Ada jeda waktu empat tahun antara Resident Evil: Damnation dan prekuelnya sehingga peningkatan kualitas CG-nya sangat terasa. Raut muka dari Leon, Ada, dan lain-lain tampak lebih hidup sementara gerakan mereka pun lebih fluid (baca: tidak kaku). Sama-sama disutradarai oleh Makoto Kamiya, Damnation memiliki aksi yang lebih seru dibandingkan prekuelnya. Apabila kalian bosan melihat action diResident Evil: Retribution yang generik itu menonton film ini bakalan memuaskan. Makoto Kamiya cukup pintar memakai berbagai macam sinematografi seperti first person mode di koridor-koridor yang gelap untuk membuat suasana tegang dan melempar darah di sana-sini untuk efek gore-nya. Oh ya Kamiya juga memakai teknik slow motion tetapi untungnya tak pernah berlebihan sehingga porsinya pas. Secara overall kualitas animasi maupun aksi di film ini jauh melebihi prekuelnya.
Bonus kejutan lain yang saya dapatkan saat menonton film ini adalah kisahnya. Biasanya kisah zombie tidak pernah jauh-jauh dari sebuah breakout insidentil yang memaksa sekelompok orang berkumpul bersama dan bertahan hidup. Tidak begitu dengan film ini; Damnation dengan berani menggabungkan ide perang sipil (politik) dengan survival horror sehingga hasilnya adalah sebuah kombinasi yang fresh dan baru. Film ini tak pernah menggambarkan satu tokoh (selain mungkin Leon) dalam kisah ini sebagai malaikat yang tulus. Bahkan Buddy yang bisa dianggap sebagai hero sekunder dalam kisah ini tak luput dari cacat cela. Mungkin seperti politik dan kehidupan itu sendiri: tak ada yang benar-benar putih dan hitam. Tak selalu kedua elemen ini berpadu dengan baik dan ada kalanya film ini kadang hampir lupa diri sebagai film zombie untuk mengumbar kritik pada sistem sosialisme.
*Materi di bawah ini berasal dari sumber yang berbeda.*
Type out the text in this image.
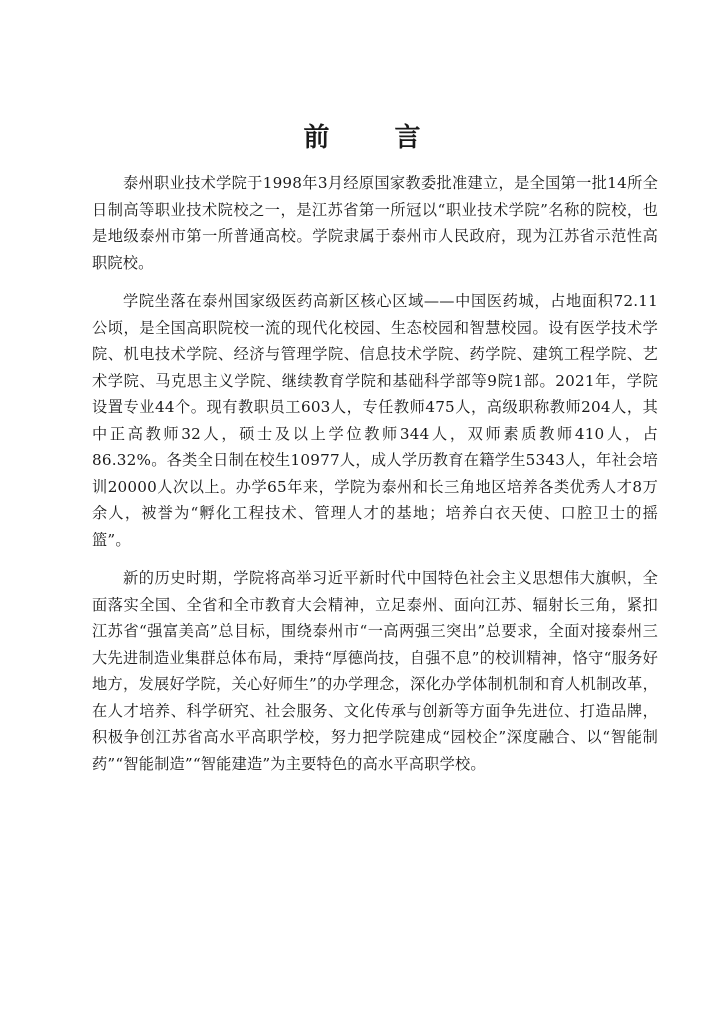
前 言

泰州职业技术学院于1998年3月经原国家教委批准建立，是全国第一批14所全日制高等职业技术院校之一，是江苏省第一所冠以“职业技术学院”名称的院校，也是地级泰州市第一所普通高校。学院隶属于泰州市人民政府，现为江苏省示范性高职院校。

学院坐落在泰州国家级医药高新区核心区域——中国医药城，占地面积72.11公顷，是全国高职院校一流的现代化校园、生态校园和智慧校园。设有医学技术学院、机电技术学院、经济与管理学院、信息技术学院、药学院、建筑工程学院、艺术学院、马克思主义学院、继续教育学院和基础科学部等9院1部。2021年，学院设置专业44个。现有教职员工603人，专任教师475人，高级职称教师204人，其中正高教师32人，硕士及以上学位教师344人，双师素质教师410人，占86.32%。各类全日制在校生10977人，成人学历教育在籍学生5343人，年社会培训20000人次以上。办学65年来，学院为泰州和长三角地区培养各类优秀人才8万余人，被誉为“孵化工程技术、管理人才的基地；培养白衣天使、口腔卫士的摇篮”。

新的历史时期，学院将高举习近平新时代中国特色社会主义思想伟大旗帜，全面落实全国、全省和全市教育大会精神，立足泰州、面向江苏、辐射长三角，紧扣江苏省“强富美高”总目标，围绕泰州市“一高两强三突出”总要求，全面对接泰州三大先进制造业集群总体布局，秉持“厚德尚技，自强不息”的校训精神，恪守“服务好地方，发展好学院，关心好师生”的办学理念，深化办学体制机制和育人机制改革，在人才培养、科学研究、社会服务、文化传承与创新等方面争先进位、打造品牌，积极争创江苏省高水平高职学校，努力把学院建成“园校企”深度融合、以“智能制药”“智能制造”“智能建造”为主要特色的高水平高职学校。
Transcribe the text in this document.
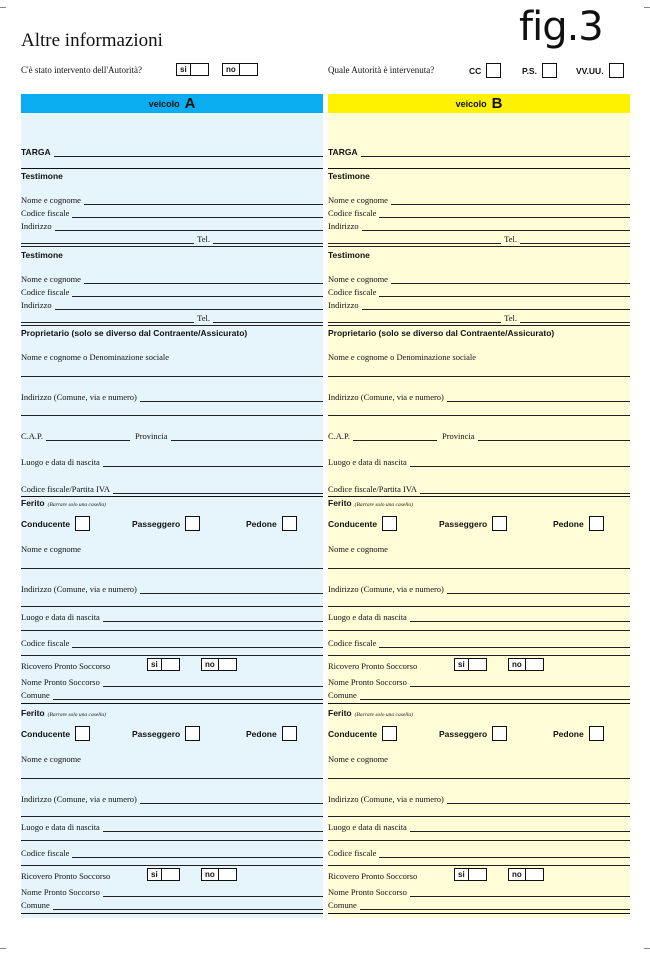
Altre informazioni	fig.3
C'è stato intervento dell'Autorità?	si	no	Quale Autorità è intervenuta?	CC	P.S.	VV.UU.
veicolo A
TARGA
Testimone
Nome e cognome
Codice fiscale
Indirizzo
Tel.
Testimone
Nome e cognome
Codice fiscale
Indirizzo
Tel.
Proprietario (solo se diverso dal Contraente/Assicurato)
Nome e cognome o Denominazione sociale
Indirizzo (Comune, via e numero)
C.A.P.	Provincia
Luogo e data di nascita
Codice fiscale/Partita IVA
Ferito (Barrare solo una casella)
Conducente	Passeggero	Pedone
Nome e cognome
Indirizzo (Comune, via e numero)
Luogo e data di nascita
Codice fiscale
Ricovero Pronto Soccorso	si	no
Nome Pronto Soccorso
Comune
Ferito (Barrare solo una casella)
Conducente	Passeggero	Pedone
Nome e cognome
Indirizzo (Comune, via e numero)
Luogo e data di nascita
Codice fiscale
Ricovero Pronto Soccorso	si	no
Nome Pronto Soccorso
Comune
veicolo B
TARGA
Testimone
Nome e cognome
Codice fiscale
Indirizzo
Tel.
Testimone
Nome e cognome
Codice fiscale
Indirizzo
Tel.
Proprietario (solo se diverso dal Contraente/Assicurato)
Nome e cognome o Denominazione sociale
Indirizzo (Comune, via e numero)
C.A.P.	Provincia
Luogo e data di nascita
Codice fiscale/Partita IVA
Ferito (Barrare solo una casella)
Conducente	Passeggero	Pedone
Nome e cognome
Indirizzo (Comune, via e numero)
Luogo e data di nascita
Codice fiscale
Ricovero Pronto Soccorso	si	no
Nome Pronto Soccorso
Comune
Ferito (Barrare solo una casella)
Conducente	Passeggero	Pedone
Nome e cognome
Indirizzo (Comune, via e numero)
Luogo e data di nascita
Codice fiscale
Ricovero Pronto Soccorso	si	no
Nome Pronto Soccorso
Comune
Untung saja Makoto Kamiya selalu mengambil kendali sebelum kelewatan sehingga mampu menggiring film ke setpiece aksi ketimbang berdialog filosofis menceramahi penonton.
Kisah dalam Damnation tentunya tak seratus persen sempurna. Masih banyak kekurangan-kekurangan yang perlu dipertanyakan seperti (SPOILER) siapa yang pertama kali memulai Las Plagas dalam serangan militer atau parasit ajaib seperti apa yang memungkinkan hubungan tuan-budak antara manusia dengan BOW? Dan sejujurnya masih ada segudang pertanyaan lain yang belum terjawab film ini walau durasi tayangnya tergolong panjang (kurang lebih 90 menit). Saya berharap bahwa Capcom akan memberikan jawaban untuk pertanyaan-pertanyaan ini baik di Resident Evil 6 atau di game-game lain dan bukannya menggantung kita tanpa kelanjutan seperti yang mereka lakukan dalam ending Resident Evil: Degeneration dan Resident Evil: Revelations.
0 comments:
Speak up your mind
Tell us what you're thinking... !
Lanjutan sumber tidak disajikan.